STINDE: We see law enforcement as partners in the stores. For example, we try to be that beacon in the night for the law enforcement officer who wants to come in and get a cup of coffee and do a report, which gives our stores a good visual deterrent at the same time. We are very proud of our Operation Chill program. This program gives us the ability to engage two very important groups—law enforcement and youth. 7-Eleven donates one million Operation Chill Slurpee coupons annually to law enforcement agencies in the communities we serve. The law enforcement officer is to “catch” a young person in the act of doing something good and then reward them with an Operation Chill coupon that can be redeemed for a Slurpee. This is a huge hit with our guests and with our law enforcement partners.
EDITOR: It’s obvious from this discussion that you’ve developed into a strong LP executive. What one or two people have been most influential in your professional development?

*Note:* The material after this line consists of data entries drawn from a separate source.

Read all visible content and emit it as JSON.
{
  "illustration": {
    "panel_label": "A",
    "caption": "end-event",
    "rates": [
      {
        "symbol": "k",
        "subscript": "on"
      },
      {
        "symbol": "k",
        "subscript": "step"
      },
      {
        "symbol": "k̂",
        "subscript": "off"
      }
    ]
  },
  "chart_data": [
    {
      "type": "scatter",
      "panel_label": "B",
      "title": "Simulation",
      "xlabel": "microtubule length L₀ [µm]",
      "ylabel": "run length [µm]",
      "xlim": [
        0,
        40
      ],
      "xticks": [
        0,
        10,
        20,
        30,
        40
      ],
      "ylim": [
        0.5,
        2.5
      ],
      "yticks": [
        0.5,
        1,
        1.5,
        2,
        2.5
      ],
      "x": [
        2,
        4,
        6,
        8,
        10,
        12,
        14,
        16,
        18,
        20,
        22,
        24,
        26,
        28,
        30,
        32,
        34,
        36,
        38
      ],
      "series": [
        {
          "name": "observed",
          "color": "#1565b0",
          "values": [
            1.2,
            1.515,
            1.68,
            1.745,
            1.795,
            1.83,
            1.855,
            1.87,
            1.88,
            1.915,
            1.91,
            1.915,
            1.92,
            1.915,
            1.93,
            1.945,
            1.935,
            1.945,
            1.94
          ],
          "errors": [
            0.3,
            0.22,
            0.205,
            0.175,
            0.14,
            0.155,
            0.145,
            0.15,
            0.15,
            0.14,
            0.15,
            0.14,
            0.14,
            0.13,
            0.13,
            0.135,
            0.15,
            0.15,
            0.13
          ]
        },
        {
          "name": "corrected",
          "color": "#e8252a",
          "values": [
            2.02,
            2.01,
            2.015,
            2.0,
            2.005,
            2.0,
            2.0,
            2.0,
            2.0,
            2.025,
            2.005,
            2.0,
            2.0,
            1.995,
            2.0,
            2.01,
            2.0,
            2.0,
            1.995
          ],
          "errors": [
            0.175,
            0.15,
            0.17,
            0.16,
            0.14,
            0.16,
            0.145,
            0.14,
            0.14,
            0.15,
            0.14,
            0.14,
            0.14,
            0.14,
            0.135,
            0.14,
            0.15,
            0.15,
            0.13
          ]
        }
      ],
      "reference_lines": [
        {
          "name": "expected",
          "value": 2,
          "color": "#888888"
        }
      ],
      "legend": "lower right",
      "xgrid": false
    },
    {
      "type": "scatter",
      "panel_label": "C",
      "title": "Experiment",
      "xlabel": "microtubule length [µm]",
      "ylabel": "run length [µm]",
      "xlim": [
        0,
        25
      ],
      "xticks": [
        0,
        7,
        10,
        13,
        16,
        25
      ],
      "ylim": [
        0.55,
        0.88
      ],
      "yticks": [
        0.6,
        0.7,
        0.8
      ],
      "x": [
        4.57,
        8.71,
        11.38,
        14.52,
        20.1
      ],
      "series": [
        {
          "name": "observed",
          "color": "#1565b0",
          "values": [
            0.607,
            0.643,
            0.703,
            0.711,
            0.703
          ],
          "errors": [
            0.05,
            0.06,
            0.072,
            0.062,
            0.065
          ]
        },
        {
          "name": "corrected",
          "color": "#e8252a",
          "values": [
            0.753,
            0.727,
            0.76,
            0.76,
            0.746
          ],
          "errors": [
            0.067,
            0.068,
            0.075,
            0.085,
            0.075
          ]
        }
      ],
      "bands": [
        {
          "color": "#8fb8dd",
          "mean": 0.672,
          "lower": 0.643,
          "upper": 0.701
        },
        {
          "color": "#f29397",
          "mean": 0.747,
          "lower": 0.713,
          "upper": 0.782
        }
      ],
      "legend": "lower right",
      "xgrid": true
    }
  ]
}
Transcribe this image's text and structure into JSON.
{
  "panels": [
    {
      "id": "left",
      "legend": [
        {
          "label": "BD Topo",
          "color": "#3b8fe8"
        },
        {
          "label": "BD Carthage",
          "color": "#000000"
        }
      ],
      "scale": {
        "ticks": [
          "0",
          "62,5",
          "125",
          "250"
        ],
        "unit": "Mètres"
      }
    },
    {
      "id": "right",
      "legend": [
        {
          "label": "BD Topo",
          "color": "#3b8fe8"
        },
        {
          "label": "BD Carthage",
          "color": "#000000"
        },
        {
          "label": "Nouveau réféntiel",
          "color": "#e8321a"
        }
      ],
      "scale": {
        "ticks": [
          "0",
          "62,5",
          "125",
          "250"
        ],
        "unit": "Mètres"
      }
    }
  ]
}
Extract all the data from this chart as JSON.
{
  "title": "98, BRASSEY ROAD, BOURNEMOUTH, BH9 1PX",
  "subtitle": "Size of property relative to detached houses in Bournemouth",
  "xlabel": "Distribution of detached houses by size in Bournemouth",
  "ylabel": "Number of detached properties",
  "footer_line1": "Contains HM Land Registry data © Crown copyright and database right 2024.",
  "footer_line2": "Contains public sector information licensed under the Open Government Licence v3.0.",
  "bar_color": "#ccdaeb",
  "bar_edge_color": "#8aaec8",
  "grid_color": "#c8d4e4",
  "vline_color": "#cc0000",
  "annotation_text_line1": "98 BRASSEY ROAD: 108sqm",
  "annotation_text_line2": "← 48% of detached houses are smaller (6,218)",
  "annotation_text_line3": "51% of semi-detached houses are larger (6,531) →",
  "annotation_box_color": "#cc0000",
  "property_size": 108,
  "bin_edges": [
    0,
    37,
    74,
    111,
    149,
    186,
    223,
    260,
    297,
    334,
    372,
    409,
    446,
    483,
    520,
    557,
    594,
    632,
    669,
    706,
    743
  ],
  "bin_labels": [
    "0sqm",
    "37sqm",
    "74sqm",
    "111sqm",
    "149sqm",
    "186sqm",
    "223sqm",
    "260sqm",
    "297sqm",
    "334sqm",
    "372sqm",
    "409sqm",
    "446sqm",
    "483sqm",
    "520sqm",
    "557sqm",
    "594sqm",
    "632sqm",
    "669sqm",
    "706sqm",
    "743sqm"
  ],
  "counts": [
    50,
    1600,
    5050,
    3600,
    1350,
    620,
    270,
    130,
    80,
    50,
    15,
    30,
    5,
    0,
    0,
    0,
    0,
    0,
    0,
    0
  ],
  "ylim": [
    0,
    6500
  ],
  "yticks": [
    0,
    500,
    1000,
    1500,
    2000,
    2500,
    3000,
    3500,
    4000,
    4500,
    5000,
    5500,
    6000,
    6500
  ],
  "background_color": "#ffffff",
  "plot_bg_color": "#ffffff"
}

STINDE: The first person who really lit the fire under me as a young loss prevention practitioner was Mark Thomas, my regional asset protection manager at Mervyns. He encouraged me that every day I came into the store to ask the store manager what the sales were for the day before. To talk to the assistant managers to find out the challenges they were dealing with and how you could support them. He taught me from the start how important it was to be that cross-functional partner. I also learned a lot from Ed Wolfe when I was at Home Depot. He’s a guy who always stood for quality in his organization, and he promoted me to my first divisional director role. But truthfully, I learned more about what it takes to run an effective loss prevention program in the eighteen months I worked for Bill Titus at Sears than I learned anywhere else.
EDITOR: Finally, I know that family is an important part of your life.
STINDE: Yes, my family and my faith have been very important to me throughout my life. I am more committed to each of these in recent years, and my wife and I are very involved in a local Christian church. There are a lot of people who have helped me along the way. The principles I learned as a young child growing up in the church are things that I try to apply every day in both my personal and professional life. My wife Niki and I will be married three years next October. I have two beautiful children, Katelyn, who is 24 and lives in the Seattle area, and a two-year-old, Connor, who is my wingman. Katelyn graduated from the University of Puget Sound and followed her dad into retail at Target. I am very blessed in so many ways.